Уильям Рамсей. В области изучения древностей Нового Завета существенный прорыв был достигнут в конце XIX — нач. XX вв. Осуществил его, в сущности, один человек — Уильям Рамсей (1851—1939), который начал работы в Малой Азии в 1881 г. как специалист по античной истории. Выбор района не был случайным. Греческие города побережья слышали проповеди Павла (который, видимо, считал Эфес главным после Иерусалима центром христианства). Здесь помещались «Семь церквей Азии» — быстро развивающиеся общины конца I в. Во II в. христианство сохранит силу, из всех христианских провинций, именно в них, и малоазийские общины будут лучше остальных представлены на первых вселенских соборах. Впоследствии население Малой Азии обеспечит расцвет Византии и сдерживание кочевников вплоть до поражения под Манцикертом в 1071 г.
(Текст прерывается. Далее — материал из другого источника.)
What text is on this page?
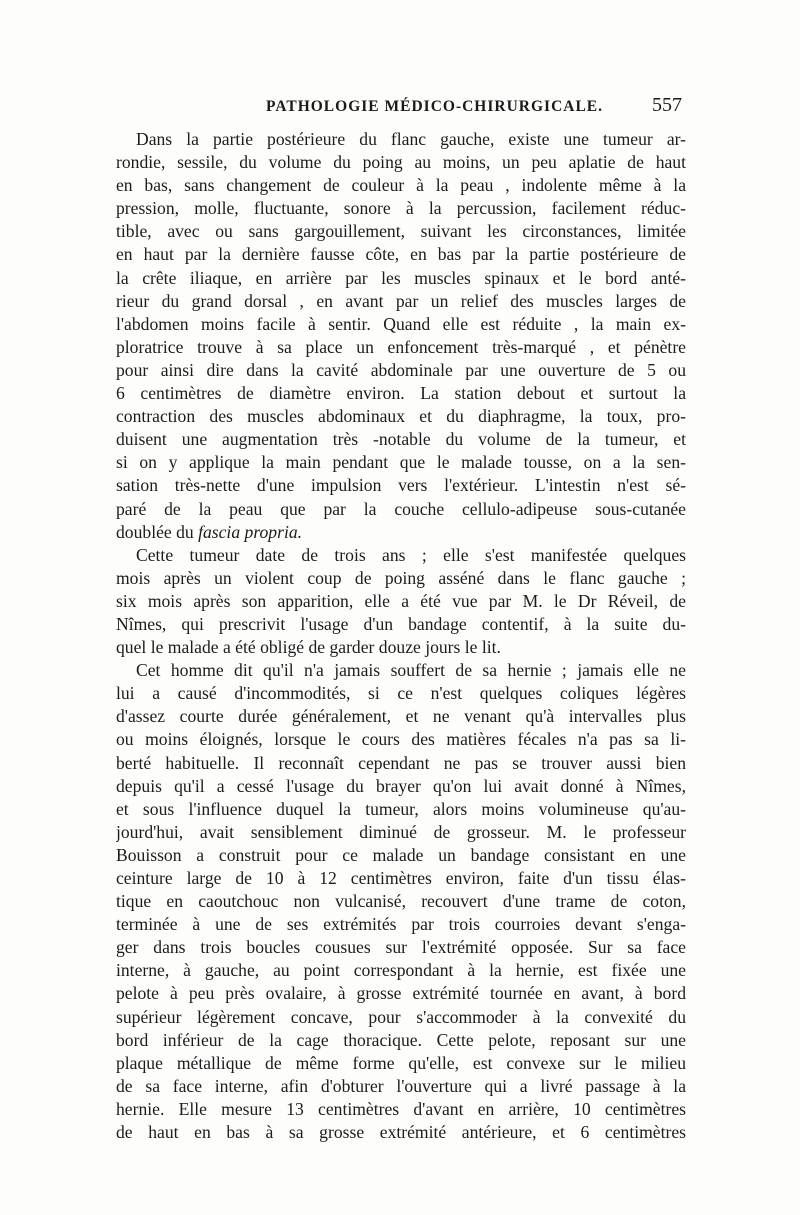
PATHOLOGIE MÉDICO-CHIRURGICALE. 557
Dans la partie postérieure du flanc gauche, existe une tumeur ar-
rondie, sessile, du volume du poing au moins, un peu aplatie de haut
en bas, sans changement de couleur à la peau , indolente même à la
pression, molle, fluctuante, sonore à la percussion, facilement réduc-
tible, avec ou sans gargouillement, suivant les circonstances, limitée
en haut par la dernière fausse côte, en bas par la partie postérieure de
la crête iliaque, en arrière par les muscles spinaux et le bord anté-
rieur du grand dorsal , en avant par un relief des muscles larges de
l'abdomen moins facile à sentir. Quand elle est réduite , la main ex-
ploratrice trouve à sa place un enfoncement très-marqué , et pénètre
pour ainsi dire dans la cavité abdominale par une ouverture de 5 ou
6 centimètres de diamètre environ. La station debout et surtout la
contraction des muscles abdominaux et du diaphragme, la toux, pro-
duisent une augmentation très -notable du volume de la tumeur, et
si on y applique la main pendant que le malade tousse, on a la sen-
sation très-nette d'une impulsion vers l'extérieur. L'intestin n'est sé-
paré de la peau que par la couche cellulo-adipeuse sous-cutanée
doublée du fascia propria.
Cette tumeur date de trois ans ; elle s'est manifestée quelques
mois après un violent coup de poing asséné dans le flanc gauche ;
six mois après son apparition, elle a été vue par M. le Dr Réveil, de
Nîmes, qui prescrivit l'usage d'un bandage contentif, à la suite du-
quel le malade a été obligé de garder douze jours le lit.
Cet homme dit qu'il n'a jamais souffert de sa hernie ; jamais elle ne
lui a causé d'incommodités, si ce n'est quelques coliques légères
d'assez courte durée généralement, et ne venant qu'à intervalles plus
ou moins éloignés, lorsque le cours des matières fécales n'a pas sa li-
berté habituelle. Il reconnaît cependant ne pas se trouver aussi bien
depuis qu'il a cessé l'usage du brayer qu'on lui avait donné à Nîmes,
et sous l'influence duquel la tumeur, alors moins volumineuse qu'au-
jourd'hui, avait sensiblement diminué de grosseur. M. le professeur
Bouisson a construit pour ce malade un bandage consistant en une
ceinture large de 10 à 12 centimètres environ, faite d'un tissu élas-
tique en caoutchouc non vulcanisé, recouvert d'une trame de coton,
terminée à une de ses extrémités par trois courroies devant s'enga-
ger dans trois boucles cousues sur l'extrémité opposée. Sur sa face
interne, à gauche, au point correspondant à la hernie, est fixée une
pelote à peu près ovalaire, à grosse extrémité tournée en avant, à bord
supérieur légèrement concave, pour s'accommoder à la convexité du
bord inférieur de la cage thoracique. Cette pelote, reposant sur une
plaque métallique de même forme qu'elle, est convexe sur le milieu
de sa face interne, afin d'obturer l'ouverture qui a livré passage à la
hernie. Elle mesure 13 centimètres d'avant en arrière, 10 centimètres
de haut en bas à sa grosse extrémité antérieure, et 6 centimètres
Рамсей поставил перед собой задачу доказать реальность сообщений евангелиста Луки (которого считал великим историком) о миссионерских странствиях апостола Павла, описанных в «Деяниях апостолов» (Ramsay, 1896). Это было в духе времени: Шлиман, искавший примерно тогда же Трою, исходил из сходной посылки, только источником ему служила «библия античности» — «Илиада». В работах 1881—95 гг. Рамсею удалось заложить основы таких важных направлений, как изучение взаимной зависимости древностей иудаизма и раннего христианства; истории распространения христианства в Малой Азии; следов монтанизма и взаимоотношений язычества с христианством. (Ramsay, 1895— 97).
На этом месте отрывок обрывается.